Despite this push from U.S. industrial firms and the EU, U.S. farm interests will resist linking the disputes, according to a farm industry source. U.S. cattle ranchers in particular fear that while linking all three disputes might let the U.S. maintain some elements of its tax law, it might also let the EU maintain some elements of its discriminatory beef import regime, he said.
As a result, agricultural interests are expected to seek the support of like-minded members of Congress, and to begin thinking of strategies that will ensure separate resolutions of the three WTO disputes, sources said.
In the tax case, the EU successfully challenged a U.S. law that grants over $2 billion in tax benefits to major U.S. industrial exporters by allowing them to set up foreign sales corporations (FSCs) overseas. Companies can deduct from their tax bill revenue generated by the sales activities of these FSCs.

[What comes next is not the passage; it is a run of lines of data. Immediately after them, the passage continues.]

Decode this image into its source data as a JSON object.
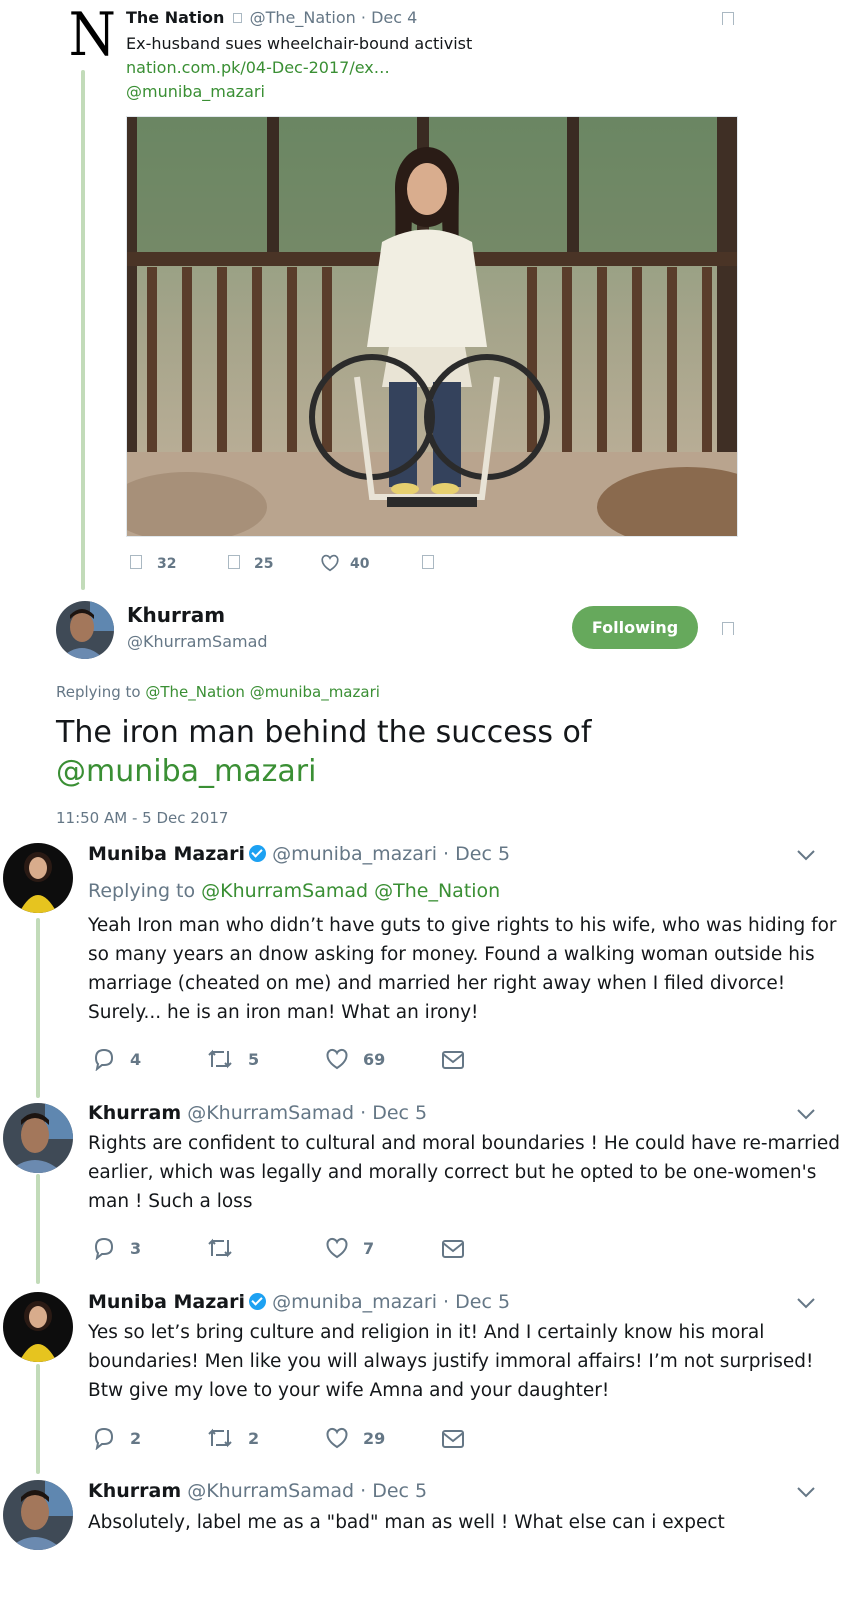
{
  "quoted": {
    "logo_letter": "N",
    "name": "The Nation",
    "handle": "@The_Nation",
    "sep": "·",
    "date": "Dec 4",
    "text": "Ex-husband sues wheelchair-bound activist",
    "link": "nation.com.pk/04-Dec-2017/ex…",
    "mention": "@muniba_mazari",
    "actions": {
      "reply_count": "32",
      "retweet_count": "25",
      "like_count": "40"
    }
  },
  "main": {
    "name": "Khurram",
    "handle": "@KhurramSamad",
    "follow_label": "Following",
    "replying_prefix": "Replying to",
    "replying_to_1": "@The_Nation",
    "replying_to_2": "@muniba_mazari",
    "text_line1": "The iron man behind the success of",
    "text_mention": "@muniba_mazari",
    "timestamp": "11:50 AM - 5 Dec 2017"
  },
  "replies": [
    {
      "name": "Muniba Mazari",
      "verified": true,
      "handle": "@muniba_mazari",
      "sep": "·",
      "date": "Dec 5",
      "replying_prefix": "Replying to",
      "replying_to_1": "@KhurramSamad",
      "replying_to_2": "@The_Nation",
      "lines": [
        "Yeah Iron man who didn’t have guts to give rights to his wife, who was hiding for",
        "so many years an dnow asking for money. Found a walking woman outside his",
        "marriage (cheated on me) and married her right away when I filed divorce!",
        "Surely... he is an iron man! What an irony!"
      ],
      "reply_count": "4",
      "retweet_count": "5",
      "like_count": "69"
    },
    {
      "name": "Khurram",
      "handle": "@KhurramSamad",
      "sep": "·",
      "date": "Dec 5",
      "lines": [
        "Rights are confident to cultural and moral boundaries ! He could have re-married",
        "earlier, which was legally and morally correct but he opted to be one-women's",
        "man ! Such a loss"
      ],
      "reply_count": "3",
      "retweet_count": "",
      "like_count": "7"
    },
    {
      "name": "Muniba Mazari",
      "verified": true,
      "handle": "@muniba_mazari",
      "sep": "·",
      "date": "Dec 5",
      "lines": [
        "Yes so let’s bring culture and religion in it! And I certainly know his moral",
        "boundaries! Men like you will always justify immoral affairs! I’m not surprised!",
        "Btw give my love to your wife Amna and your daughter!"
      ],
      "reply_count": "2",
      "retweet_count": "2",
      "like_count": "29"
    },
    {
      "name": "Khurram",
      "handle": "@KhurramSamad",
      "sep": "·",
      "date": "Dec 5",
      "lines": [
        "Absolutely, label me as a \"bad\" man as well ! What else can i expect"
      ]
    }
  ],
  "icons": {
    "reply": "reply-icon",
    "retweet": "retweet-icon",
    "like": "heart-icon",
    "dm": "envelope-icon",
    "more": "chevron-down-icon",
    "bookmark": "bookmark-icon",
    "verified": "verified-badge-icon"
  },
  "colors": {
    "link": "#3a8f34",
    "follow_button": "#66a95c",
    "thread_line": "#c2dbb9",
    "muted": "#657786",
    "verified": "#1da1f2"
  }
}
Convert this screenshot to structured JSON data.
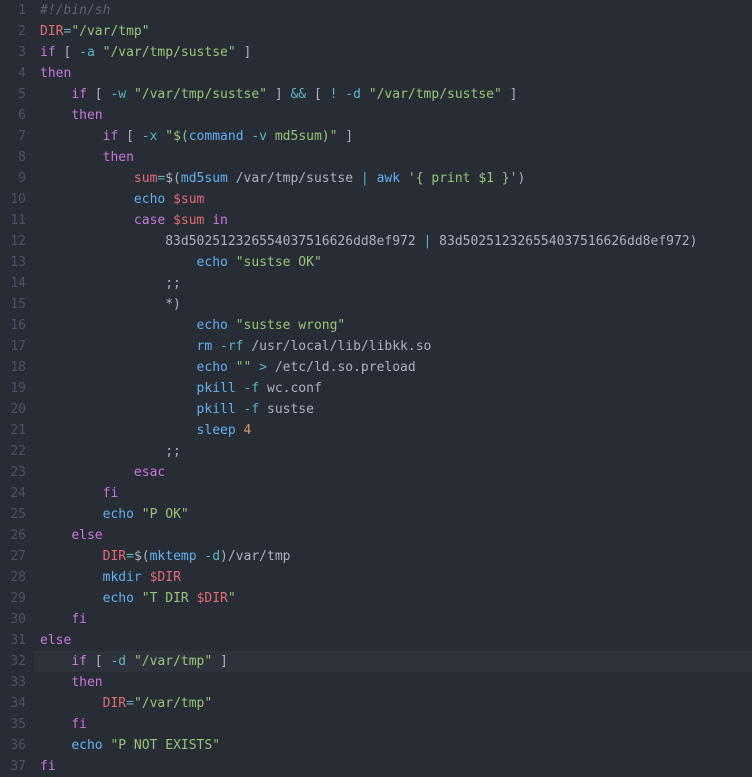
{
  "editor": {
    "cursor_line": 32,
    "lines": [
      {
        "n": 1,
        "indent": 0,
        "tokens": [
          {
            "c": "cm",
            "t": "#!/bin/sh"
          }
        ]
      },
      {
        "n": 2,
        "indent": 0,
        "tokens": [
          {
            "c": "va",
            "t": "DIR"
          },
          {
            "c": "op",
            "t": "="
          },
          {
            "c": "st",
            "t": "\"/var/tmp\""
          }
        ]
      },
      {
        "n": 3,
        "indent": 0,
        "tokens": [
          {
            "c": "kw",
            "t": "if"
          },
          {
            "c": "pl",
            "t": " [ "
          },
          {
            "c": "op",
            "t": "-a"
          },
          {
            "c": "pl",
            "t": " "
          },
          {
            "c": "st",
            "t": "\"/var/tmp/sustse\""
          },
          {
            "c": "pl",
            "t": " ]"
          }
        ]
      },
      {
        "n": 4,
        "indent": 0,
        "tokens": [
          {
            "c": "kw",
            "t": "then"
          }
        ]
      },
      {
        "n": 5,
        "indent": 1,
        "tokens": [
          {
            "c": "kw",
            "t": "if"
          },
          {
            "c": "pl",
            "t": " [ "
          },
          {
            "c": "op",
            "t": "-w"
          },
          {
            "c": "pl",
            "t": " "
          },
          {
            "c": "st",
            "t": "\"/var/tmp/sustse\""
          },
          {
            "c": "pl",
            "t": " ] "
          },
          {
            "c": "op",
            "t": "&&"
          },
          {
            "c": "pl",
            "t": " [ "
          },
          {
            "c": "op",
            "t": "!"
          },
          {
            "c": "pl",
            "t": " "
          },
          {
            "c": "op",
            "t": "-d"
          },
          {
            "c": "pl",
            "t": " "
          },
          {
            "c": "st",
            "t": "\"/var/tmp/sustse\""
          },
          {
            "c": "pl",
            "t": " ]"
          }
        ]
      },
      {
        "n": 6,
        "indent": 1,
        "tokens": [
          {
            "c": "kw",
            "t": "then"
          }
        ]
      },
      {
        "n": 7,
        "indent": 2,
        "tokens": [
          {
            "c": "kw",
            "t": "if"
          },
          {
            "c": "pl",
            "t": " [ "
          },
          {
            "c": "op",
            "t": "-x"
          },
          {
            "c": "pl",
            "t": " "
          },
          {
            "c": "st",
            "t": "\"$("
          },
          {
            "c": "fn",
            "t": "command"
          },
          {
            "c": "st",
            "t": " "
          },
          {
            "c": "op",
            "t": "-v"
          },
          {
            "c": "st",
            "t": " md5sum)\""
          },
          {
            "c": "pl",
            "t": " ]"
          }
        ]
      },
      {
        "n": 8,
        "indent": 2,
        "tokens": [
          {
            "c": "kw",
            "t": "then"
          }
        ]
      },
      {
        "n": 9,
        "indent": 3,
        "tokens": [
          {
            "c": "va",
            "t": "sum"
          },
          {
            "c": "op",
            "t": "="
          },
          {
            "c": "pl",
            "t": "$("
          },
          {
            "c": "fn",
            "t": "md5sum"
          },
          {
            "c": "pl",
            "t": " /var/tmp/sustse "
          },
          {
            "c": "op",
            "t": "|"
          },
          {
            "c": "pl",
            "t": " "
          },
          {
            "c": "fn",
            "t": "awk"
          },
          {
            "c": "pl",
            "t": " "
          },
          {
            "c": "st",
            "t": "'{ print $1 }'"
          },
          {
            "c": "pl",
            "t": ")"
          }
        ]
      },
      {
        "n": 10,
        "indent": 3,
        "tokens": [
          {
            "c": "fn",
            "t": "echo"
          },
          {
            "c": "pl",
            "t": " "
          },
          {
            "c": "va",
            "t": "$sum"
          }
        ]
      },
      {
        "n": 11,
        "indent": 3,
        "tokens": [
          {
            "c": "kw",
            "t": "case"
          },
          {
            "c": "pl",
            "t": " "
          },
          {
            "c": "va",
            "t": "$sum"
          },
          {
            "c": "pl",
            "t": " "
          },
          {
            "c": "kw",
            "t": "in"
          }
        ]
      },
      {
        "n": 12,
        "indent": 4,
        "tokens": [
          {
            "c": "pl",
            "t": "83d502512326554037516626dd8ef972 "
          },
          {
            "c": "op",
            "t": "|"
          },
          {
            "c": "pl",
            "t": " 83d502512326554037516626dd8ef972)"
          }
        ]
      },
      {
        "n": 13,
        "indent": 5,
        "tokens": [
          {
            "c": "fn",
            "t": "echo"
          },
          {
            "c": "pl",
            "t": " "
          },
          {
            "c": "st",
            "t": "\"sustse OK\""
          }
        ]
      },
      {
        "n": 14,
        "indent": 4,
        "tokens": [
          {
            "c": "pl",
            "t": ";;"
          }
        ]
      },
      {
        "n": 15,
        "indent": 4,
        "tokens": [
          {
            "c": "pl",
            "t": "*)"
          }
        ]
      },
      {
        "n": 16,
        "indent": 5,
        "tokens": [
          {
            "c": "fn",
            "t": "echo"
          },
          {
            "c": "pl",
            "t": " "
          },
          {
            "c": "st",
            "t": "\"sustse wrong\""
          }
        ]
      },
      {
        "n": 17,
        "indent": 5,
        "tokens": [
          {
            "c": "fn",
            "t": "rm"
          },
          {
            "c": "pl",
            "t": " "
          },
          {
            "c": "op",
            "t": "-rf"
          },
          {
            "c": "pl",
            "t": " /usr/local/lib/libkk.so"
          }
        ]
      },
      {
        "n": 18,
        "indent": 5,
        "tokens": [
          {
            "c": "fn",
            "t": "echo"
          },
          {
            "c": "pl",
            "t": " "
          },
          {
            "c": "st",
            "t": "\"\""
          },
          {
            "c": "pl",
            "t": " "
          },
          {
            "c": "op",
            "t": ">"
          },
          {
            "c": "pl",
            "t": " /etc/ld.so.preload"
          }
        ]
      },
      {
        "n": 19,
        "indent": 5,
        "tokens": [
          {
            "c": "fn",
            "t": "pkill"
          },
          {
            "c": "pl",
            "t": " "
          },
          {
            "c": "op",
            "t": "-f"
          },
          {
            "c": "pl",
            "t": " wc.conf"
          }
        ]
      },
      {
        "n": 20,
        "indent": 5,
        "tokens": [
          {
            "c": "fn",
            "t": "pkill"
          },
          {
            "c": "pl",
            "t": " "
          },
          {
            "c": "op",
            "t": "-f"
          },
          {
            "c": "pl",
            "t": " sustse"
          }
        ]
      },
      {
        "n": 21,
        "indent": 5,
        "tokens": [
          {
            "c": "fn",
            "t": "sleep"
          },
          {
            "c": "pl",
            "t": " "
          },
          {
            "c": "nu",
            "t": "4"
          }
        ]
      },
      {
        "n": 22,
        "indent": 4,
        "tokens": [
          {
            "c": "pl",
            "t": ";;"
          }
        ]
      },
      {
        "n": 23,
        "indent": 3,
        "tokens": [
          {
            "c": "kw",
            "t": "esac"
          }
        ]
      },
      {
        "n": 24,
        "indent": 2,
        "tokens": [
          {
            "c": "kw",
            "t": "fi"
          }
        ]
      },
      {
        "n": 25,
        "indent": 2,
        "tokens": [
          {
            "c": "fn",
            "t": "echo"
          },
          {
            "c": "pl",
            "t": " "
          },
          {
            "c": "st",
            "t": "\"P OK\""
          }
        ]
      },
      {
        "n": 26,
        "indent": 1,
        "tokens": [
          {
            "c": "kw",
            "t": "else"
          }
        ]
      },
      {
        "n": 27,
        "indent": 2,
        "tokens": [
          {
            "c": "va",
            "t": "DIR"
          },
          {
            "c": "op",
            "t": "="
          },
          {
            "c": "pl",
            "t": "$("
          },
          {
            "c": "fn",
            "t": "mktemp"
          },
          {
            "c": "pl",
            "t": " "
          },
          {
            "c": "op",
            "t": "-d"
          },
          {
            "c": "pl",
            "t": ")/var/tmp"
          }
        ]
      },
      {
        "n": 28,
        "indent": 2,
        "tokens": [
          {
            "c": "fn",
            "t": "mkdir"
          },
          {
            "c": "pl",
            "t": " "
          },
          {
            "c": "va",
            "t": "$DIR"
          }
        ]
      },
      {
        "n": 29,
        "indent": 2,
        "tokens": [
          {
            "c": "fn",
            "t": "echo"
          },
          {
            "c": "pl",
            "t": " "
          },
          {
            "c": "st",
            "t": "\"T DIR "
          },
          {
            "c": "va",
            "t": "$DIR"
          },
          {
            "c": "st",
            "t": "\""
          }
        ]
      },
      {
        "n": 30,
        "indent": 1,
        "tokens": [
          {
            "c": "kw",
            "t": "fi"
          }
        ]
      },
      {
        "n": 31,
        "indent": 0,
        "tokens": [
          {
            "c": "kw",
            "t": "else"
          }
        ]
      },
      {
        "n": 32,
        "indent": 1,
        "tokens": [
          {
            "c": "kw",
            "t": "if"
          },
          {
            "c": "pl",
            "t": " [ "
          },
          {
            "c": "op",
            "t": "-d"
          },
          {
            "c": "pl",
            "t": " "
          },
          {
            "c": "st",
            "t": "\"/var/tmp\""
          },
          {
            "c": "pl",
            "t": " ]"
          }
        ]
      },
      {
        "n": 33,
        "indent": 1,
        "tokens": [
          {
            "c": "kw",
            "t": "then"
          }
        ]
      },
      {
        "n": 34,
        "indent": 2,
        "tokens": [
          {
            "c": "va",
            "t": "DIR"
          },
          {
            "c": "op",
            "t": "="
          },
          {
            "c": "st",
            "t": "\"/var/tmp\""
          }
        ]
      },
      {
        "n": 35,
        "indent": 1,
        "tokens": [
          {
            "c": "kw",
            "t": "fi"
          }
        ]
      },
      {
        "n": 36,
        "indent": 1,
        "tokens": [
          {
            "c": "fn",
            "t": "echo"
          },
          {
            "c": "pl",
            "t": " "
          },
          {
            "c": "st",
            "t": "\"P NOT EXISTS\""
          }
        ]
      },
      {
        "n": 37,
        "indent": 0,
        "tokens": [
          {
            "c": "kw",
            "t": "fi"
          }
        ]
      }
    ]
  }
}
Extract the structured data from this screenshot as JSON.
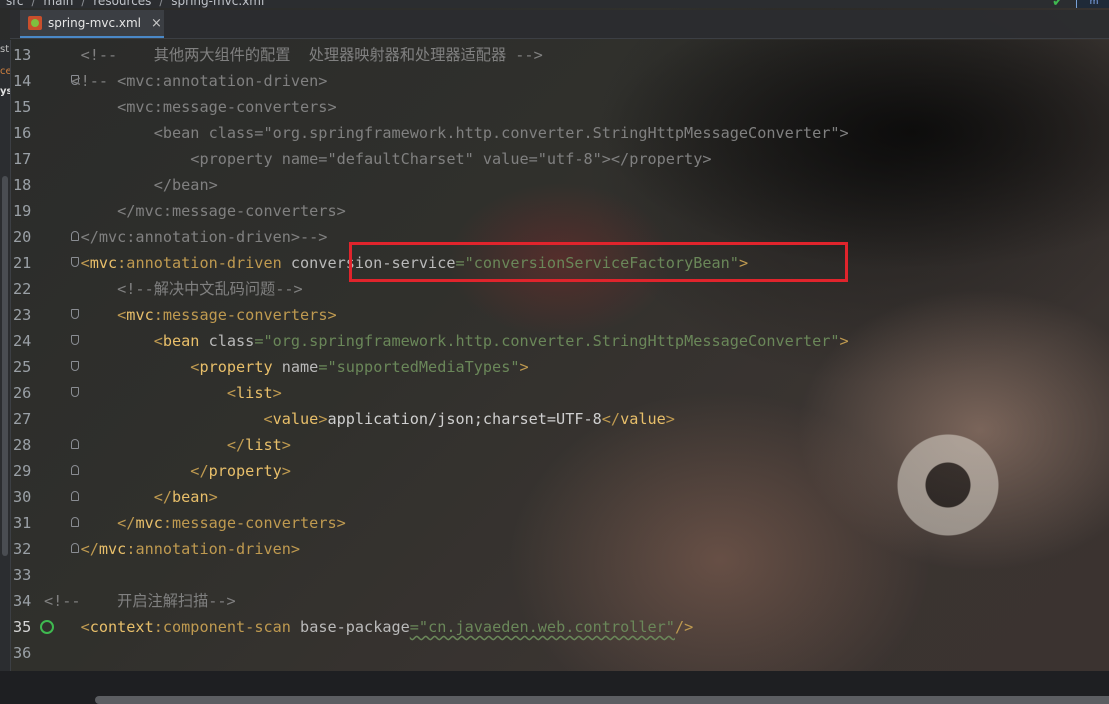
{
  "breadcrumb": [
    "src",
    "main",
    "resources",
    "spring-mvc.xml"
  ],
  "tab": {
    "label": "spring-mvc.xml",
    "close": "×"
  },
  "side_fragment": [
    "st",
    "ce",
    "ys"
  ],
  "lines": [
    {
      "n": "13",
      "segments": [
        [
          "cm",
          "    <!--    其他两大组件的配置  处理器映射器和处理器适配器 -->"
        ]
      ]
    },
    {
      "n": "14",
      "segments": [
        [
          "cm",
          "   <!-- <mvc:annotation-driven>"
        ]
      ]
    },
    {
      "n": "15",
      "segments": [
        [
          "cm",
          "        <mvc:message-converters>"
        ]
      ]
    },
    {
      "n": "16",
      "segments": [
        [
          "cm",
          "            <bean class=\"org.springframework.http.converter.StringHttpMessageConverter\">"
        ]
      ]
    },
    {
      "n": "17",
      "segments": [
        [
          "cm",
          "                <property name=\"defaultCharset\" value=\"utf-8\"></property>"
        ]
      ]
    },
    {
      "n": "18",
      "segments": [
        [
          "cm",
          "            </bean>"
        ]
      ]
    },
    {
      "n": "19",
      "segments": [
        [
          "cm",
          "        </mvc:message-converters>"
        ]
      ]
    },
    {
      "n": "20",
      "segments": [
        [
          "cm",
          "    </mvc:annotation-driven>-->"
        ]
      ]
    },
    {
      "n": "21",
      "segments": [
        [
          "tag-faded",
          "    <"
        ],
        [
          "tag",
          "mvc"
        ],
        [
          "tag-faded",
          ":annotation-driven "
        ],
        [
          "attr",
          "conversion-service"
        ],
        [
          "val",
          "=\"conversionServiceFactoryBean\""
        ],
        [
          "tag-faded",
          ">"
        ]
      ]
    },
    {
      "n": "22",
      "segments": [
        [
          "cm",
          "        <!--解决中文乱码问题-->"
        ]
      ]
    },
    {
      "n": "23",
      "segments": [
        [
          "tag-faded",
          "        <"
        ],
        [
          "tag",
          "mvc"
        ],
        [
          "tag-faded",
          ":message-converters>"
        ]
      ]
    },
    {
      "n": "24",
      "segments": [
        [
          "tag-faded",
          "            <"
        ],
        [
          "tag",
          "bean "
        ],
        [
          "attr",
          "class"
        ],
        [
          "val",
          "=\"org.springframework.http.converter.StringHttpMessageConverter\""
        ],
        [
          "tag-faded",
          ">"
        ]
      ]
    },
    {
      "n": "25",
      "segments": [
        [
          "tag-faded",
          "                <"
        ],
        [
          "tag",
          "property "
        ],
        [
          "attr",
          "name"
        ],
        [
          "val",
          "=\"supportedMediaTypes\""
        ],
        [
          "tag-faded",
          ">"
        ]
      ]
    },
    {
      "n": "26",
      "segments": [
        [
          "tag-faded",
          "                    <"
        ],
        [
          "tag",
          "list"
        ],
        [
          "tag-faded",
          ">"
        ]
      ]
    },
    {
      "n": "27",
      "segments": [
        [
          "tag-faded",
          "                        <"
        ],
        [
          "tag",
          "value"
        ],
        [
          "tag-faded",
          ">"
        ],
        [
          "text",
          "application/json;charset=UTF-8"
        ],
        [
          "tag-faded",
          "</"
        ],
        [
          "tag",
          "value"
        ],
        [
          "tag-faded",
          ">"
        ]
      ]
    },
    {
      "n": "28",
      "segments": [
        [
          "tag-faded",
          "                    </"
        ],
        [
          "tag",
          "list"
        ],
        [
          "tag-faded",
          ">"
        ]
      ]
    },
    {
      "n": "29",
      "segments": [
        [
          "tag-faded",
          "                </"
        ],
        [
          "tag",
          "property"
        ],
        [
          "tag-faded",
          ">"
        ]
      ]
    },
    {
      "n": "30",
      "segments": [
        [
          "tag-faded",
          "            </"
        ],
        [
          "tag",
          "bean"
        ],
        [
          "tag-faded",
          ">"
        ]
      ]
    },
    {
      "n": "31",
      "segments": [
        [
          "tag-faded",
          "        </"
        ],
        [
          "tag",
          "mvc"
        ],
        [
          "tag-faded",
          ":message-converters>"
        ]
      ]
    },
    {
      "n": "32",
      "segments": [
        [
          "tag-faded",
          "    </"
        ],
        [
          "tag",
          "mvc"
        ],
        [
          "tag-faded",
          ":annotation-driven>"
        ]
      ]
    },
    {
      "n": "33",
      "segments": []
    },
    {
      "n": "34",
      "segments": [
        [
          "cm",
          "<!--    开启注解扫描-->"
        ]
      ]
    },
    {
      "n": "35",
      "segments": [
        [
          "tag-faded",
          "    <"
        ],
        [
          "tag",
          "context"
        ],
        [
          "tag-faded",
          ":component-scan "
        ],
        [
          "attr",
          "base-package"
        ],
        [
          "val",
          "=\"cn.javaeden.web.controller\""
        ],
        [
          "tag-faded",
          "/>"
        ]
      ]
    },
    {
      "n": "36",
      "segments": []
    }
  ],
  "folds": {
    "14": "start",
    "20": "end",
    "21": "start",
    "23": "start",
    "24": "start",
    "25": "start",
    "26": "start",
    "28": "end",
    "29": "end",
    "30": "end",
    "31": "end",
    "32": "end",
    "35": "none"
  },
  "colors": {
    "highlight_box": "#e0242c",
    "tag": "#e8bf6a",
    "attr": "#bababa",
    "value": "#6a8759",
    "comment": "#808080"
  }
}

While the U.S. said it would appeal the decision, losing this appeal would most likely put the U.S. in a position to comply with the ruling by next October.
The tax law is worth millions of dollars to major U.S. exporters; for example, the law gave Boeing a $130 million tax break last year.
In the other cases, the U.S. successfully argued that the EU is unfairly banning U.S. beef treated with growth hormones, and is unfairly discriminating against Latin American bananas that are marketed by the US. As the EU has not implemented these rulings, the U.S. has imposed 100% tariffs on over $300 million worth of EU products.